©Elma Okic / Flickr

Global
Opinion

States miss opportunity to strengthen Human Rights Council at its 20th Anniversary

While they acknowledged the interlinkages between human rights, peace and security, and the importance of adequate and sustainable financing of the Human Rights Council, UN Member States decided to maintain the Council’s position as a subsidiary body of the General Assembly.

On 6 July 2026, the United Nations General Assembly decided to maintain the Human Rights Council as a subsidiary body of the Assembly, adopting Resolution A/RES/80/287

While the resolution recognised the importance of adequate and sustainable financing of the United Nations Human Rights Council and its mechanisms, it stopped short of elevating human rights and the Council’s status within the UN system.

Instead, the Assembly deferred the question, deciding to review the Council’s status again no sooner than its 90th session and no later than its 95th session – meaning somewhere between 2036 and 2041. This is a missed opportunity to reinforce the central role of human rights within the United Nations at a time of mounting global human rights challenges.

In the debate leading to the adoption of the resolution, some delegations acknowledged their principled position of elevating the Council’s status. Uruguay highlighted that granting the Human Rights Council the status of principal organ would strengthen the UN’s human rights pillar, improve institutional balance, and reduce overlap with the General Assembly’s Third Committee. It also acknowledged the fundamental contribution of civil society to its work. 

South Africa said that the UN’s three pillars – peace and security, development, and human rights – are inseparable and mutually reinforcing, and none can be fully achieved without the others. The European Union added that the Human Rights Council should be recognised as a UN principal organ to ensure human rights have equal institutional weight alongside peace and development, even if current circumstances do not allow this change.

Ahead of the review, ISHR led a coalition of more than 50 organisations calling on Member States to use the 2026 review to strengthen the Council’s position in the UN system by elevating its status and thus placing human rights on an equal footing with the other pillars.

Elevating the Council’s status would have brought greater coherence to the UN architecture by aligning global human rights governance with the bodies responsible for security and development. It could also have strengthened the political weight of Council resolutions and recommendations, improved follow-up to its decisions, reinforced funding priorities, and enhanced the Council’s institutional independence from political pressures.

The review stems from the Council’s founding resolution. When the General Assembly established the Human Rights Council in 2006, Resolution 60/251 mandated a review of both its work and status within five years. 

The General Assembly subsequently addressed the review process through Resolution 65/281 and postponed the issue of the status to no later than 15 years after the initial review. June 2026 marked the deadline for the General Assembly to review the Council’s status.

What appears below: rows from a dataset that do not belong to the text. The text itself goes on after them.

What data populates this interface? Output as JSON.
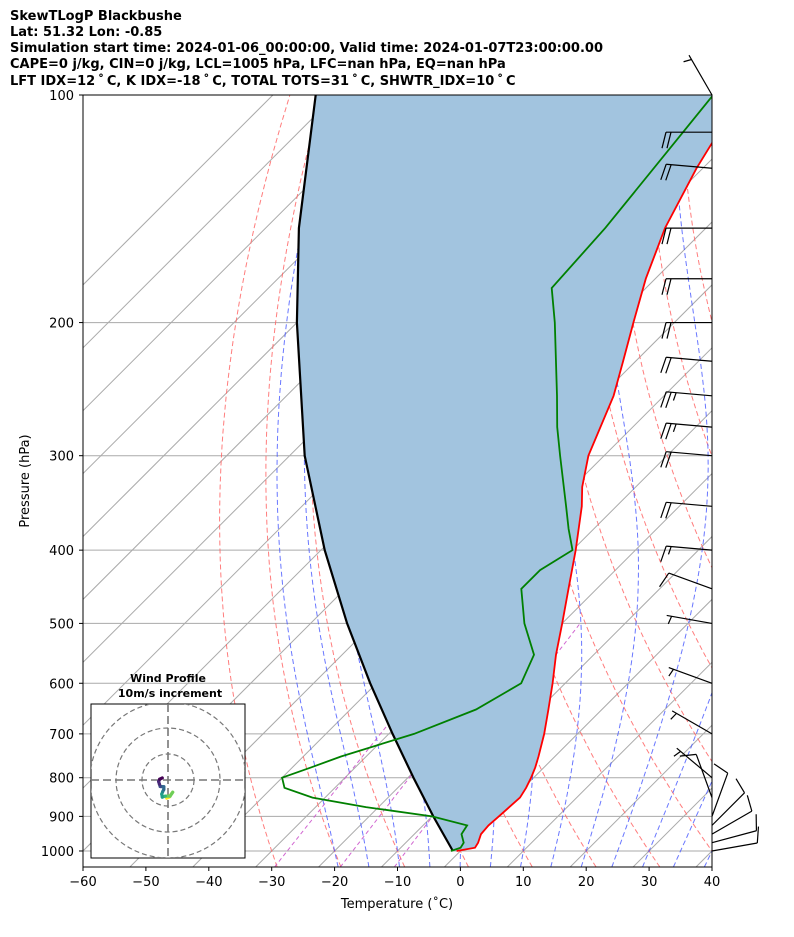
{
  "header": {
    "line1": "SkewTLogP Blackbushe",
    "line2": "Lat: 51.32   Lon: -0.85",
    "line3": "Simulation start time: 2024-01-06_00:00:00, Valid time: 2024-01-07T23:00:00.00",
    "line4": "CAPE=0 j/kg, CIN=0 j/kg, LCL=1005 hPa, LFC=nan hPa, EQ=nan hPa",
    "line5": "LFT IDX=12 ˚ C, K IDX=-18 ˚ C, TOTAL TOTS=31 ˚ C, SHWTR_IDX=10 ˚ C"
  },
  "colors": {
    "temperature": "#ff0000",
    "dewpoint": "#008000",
    "parcel": "#000000",
    "cape_fill": "#a2c4df",
    "dry_adiabats": "#ff6666",
    "moist_adiabats": "#4455ff",
    "mixing_ratio": "#cc55cc",
    "isotherms": "#aaaaaa"
  },
  "chart_data": [
    {
      "type": "line",
      "subtype": "skew-T log-P",
      "xlabel": "Temperature (˚C)",
      "ylabel": "Pressure (hPa)",
      "xlim": [
        -60,
        40
      ],
      "ylim": [
        1050,
        100
      ],
      "y_scale": "log",
      "x_ticks": [
        -60,
        -50,
        -40,
        -30,
        -20,
        -10,
        0,
        10,
        20,
        30,
        40
      ],
      "y_ticks": [
        1000,
        900,
        800,
        700,
        600,
        500,
        400,
        300,
        200,
        100
      ],
      "grid": true,
      "series": [
        {
          "key": "temperature",
          "points": [
            [
              1000,
              -0.6
            ],
            [
              990,
              1.8
            ],
            [
              975,
              1.5
            ],
            [
              950,
              0.6
            ],
            [
              925,
              0.4
            ],
            [
              900,
              0.6
            ],
            [
              875,
              0.8
            ],
            [
              850,
              1.0
            ],
            [
              825,
              0.4
            ],
            [
              800,
              -0.4
            ],
            [
              775,
              -1.4
            ],
            [
              750,
              -2.6
            ],
            [
              700,
              -5.3
            ],
            [
              650,
              -8.5
            ],
            [
              600,
              -12
            ],
            [
              550,
              -16
            ],
            [
              500,
              -20
            ],
            [
              450,
              -24.5
            ],
            [
              400,
              -29.5
            ],
            [
              350,
              -35.5
            ],
            [
              330,
              -38.5
            ],
            [
              300,
              -42.5
            ],
            [
              250,
              -48
            ],
            [
              225,
              -52
            ],
            [
              200,
              -56.5
            ],
            [
              175,
              -61.5
            ],
            [
              150,
              -66.5
            ],
            [
              125,
              -71
            ],
            [
              100,
              -75.5
            ]
          ]
        },
        {
          "key": "dewpoint",
          "points": [
            [
              1000,
              -1.5
            ],
            [
              990,
              -0.5
            ],
            [
              975,
              -0.8
            ],
            [
              950,
              -2.5
            ],
            [
              925,
              -3
            ],
            [
              900,
              -10
            ],
            [
              875,
              -22
            ],
            [
              850,
              -32
            ],
            [
              825,
              -38
            ],
            [
              800,
              -40
            ],
            [
              775,
              -37
            ],
            [
              750,
              -34
            ],
            [
              700,
              -26
            ],
            [
              650,
              -20
            ],
            [
              600,
              -17
            ],
            [
              550,
              -19.5
            ],
            [
              500,
              -26
            ],
            [
              450,
              -32
            ],
            [
              425,
              -32
            ],
            [
              400,
              -30
            ],
            [
              375,
              -34
            ],
            [
              350,
              -38
            ],
            [
              300,
              -47
            ],
            [
              275,
              -52
            ],
            [
              250,
              -57
            ],
            [
              200,
              -69
            ],
            [
              180,
              -75
            ],
            [
              150,
              -76
            ],
            [
              100,
              -80
            ]
          ]
        },
        {
          "key": "parcel",
          "points": [
            [
              1000,
              -1.2
            ],
            [
              900,
              -9.8
            ],
            [
              800,
              -19.1
            ],
            [
              700,
              -29.4
            ],
            [
              600,
              -41
            ],
            [
              500,
              -54.2
            ],
            [
              400,
              -69.4
            ],
            [
              300,
              -87.6
            ],
            [
              200,
              -110
            ],
            [
              150,
              -124.7
            ],
            [
              100,
              -143.2
            ]
          ]
        }
      ],
      "wind_barbs": [
        {
          "p": 1000,
          "dir": 80,
          "speed": 12
        },
        {
          "p": 975,
          "dir": 75,
          "speed": 14
        },
        {
          "p": 950,
          "dir": 60,
          "speed": 14
        },
        {
          "p": 925,
          "dir": 45,
          "speed": 14
        },
        {
          "p": 900,
          "dir": 20,
          "speed": 10
        },
        {
          "p": 850,
          "dir": 340,
          "speed": 10
        },
        {
          "p": 800,
          "dir": 310,
          "speed": 8
        },
        {
          "p": 700,
          "dir": 300,
          "speed": 9
        },
        {
          "p": 600,
          "dir": 290,
          "speed": 6
        },
        {
          "p": 500,
          "dir": 280,
          "speed": 8
        },
        {
          "p": 450,
          "dir": 290,
          "speed": 12
        },
        {
          "p": 400,
          "dir": 275,
          "speed": 18
        },
        {
          "p": 350,
          "dir": 275,
          "speed": 22
        },
        {
          "p": 300,
          "dir": 275,
          "speed": 24
        },
        {
          "p": 275,
          "dir": 275,
          "speed": 26
        },
        {
          "p": 250,
          "dir": 275,
          "speed": 26
        },
        {
          "p": 225,
          "dir": 275,
          "speed": 24
        },
        {
          "p": 200,
          "dir": 270,
          "speed": 24
        },
        {
          "p": 175,
          "dir": 270,
          "speed": 22
        },
        {
          "p": 150,
          "dir": 270,
          "speed": 22
        },
        {
          "p": 125,
          "dir": 275,
          "speed": 24
        },
        {
          "p": 112,
          "dir": 270,
          "speed": 24
        },
        {
          "p": 100,
          "dir": 330,
          "speed": 8
        }
      ]
    },
    {
      "type": "line",
      "subtype": "hodograph",
      "title": "Wind Profile",
      "subtitle": "10m/s increment",
      "rings": [
        10,
        20,
        30
      ],
      "points": [
        [
          -0.5,
          -7
        ],
        [
          0.5,
          -6.5
        ],
        [
          1.2,
          -5.5
        ],
        [
          1.8,
          -4.7
        ],
        [
          0.8,
          -6.2
        ],
        [
          -1,
          -6.2
        ],
        [
          -2.2,
          -6.6
        ],
        [
          -2.4,
          -5.4
        ],
        [
          -2,
          -4.4
        ],
        [
          -1.6,
          -3.6
        ],
        [
          -1.6,
          -2.6
        ],
        [
          -3,
          -2.5
        ],
        [
          -3.3,
          -1.6
        ],
        [
          -3.6,
          -0.6
        ],
        [
          -3.2,
          0.3
        ],
        [
          -2.2,
          0.8
        ]
      ]
    }
  ]
}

In recent years, there have been several efforts – in 2019, 2021 and 2024 – to advance informal discussions in Geneva on the review of the Council’s status, including on whether Geneva-based stakeholders should contribute to the process. 

In early 2026, the Council’s President appointed Spain and Thailand as focal points to coordinate consultations in Geneva and liaise with the General Assembly’s co-facilitators in New York, the Ambassadors of Ireland and Senegal. Informal consultations subsequently took place in Geneva alongside negotiations in New York. 

With up to 15 years to go until the postponed review, States have the opportunity to pursue practical initiatives that strengthen and consolidate the Council’s role as the UN’s principal human rights body.

These reforms should include removing barriers to meaningful civil society participation, ensuring elections to the Council are competitive so that its members uphold the highest human rights standards, addressing selectivity and double standards through principled decision-making, and enabling the Council to bring relevant human rights situations formally to the attention of the Security Council, thereby contributing to prevention.

In addition, States should make it possible for the Council to request advisory opinions from the International Court of Justice on legal questions within its mandate, thereby strengthening normative development, legal clarity and accountability. To improve efficiency and visibility, States should also consider allowing the Council to report directly to the General Assembly plenary, rather than through the Third Committee. 

Finally, States should mandate a cross-regional, independent, expert working group to trigger consideration of urgent human rights situations by the Council based on the consistent application of objective criteria, thereby addressing issues of selectivity and double standards in the application of human rights.

While the General Assembly has postponed a decision on the Council’s status, the need to strengthen the UN’s human rights pillar remains urgent. The coming years must be used to build a Human Rights Council that is fit for purpose and responds effectively to the gravest human rights violations and the needs of those it was built to serve, putting human rights at the centre of global politics.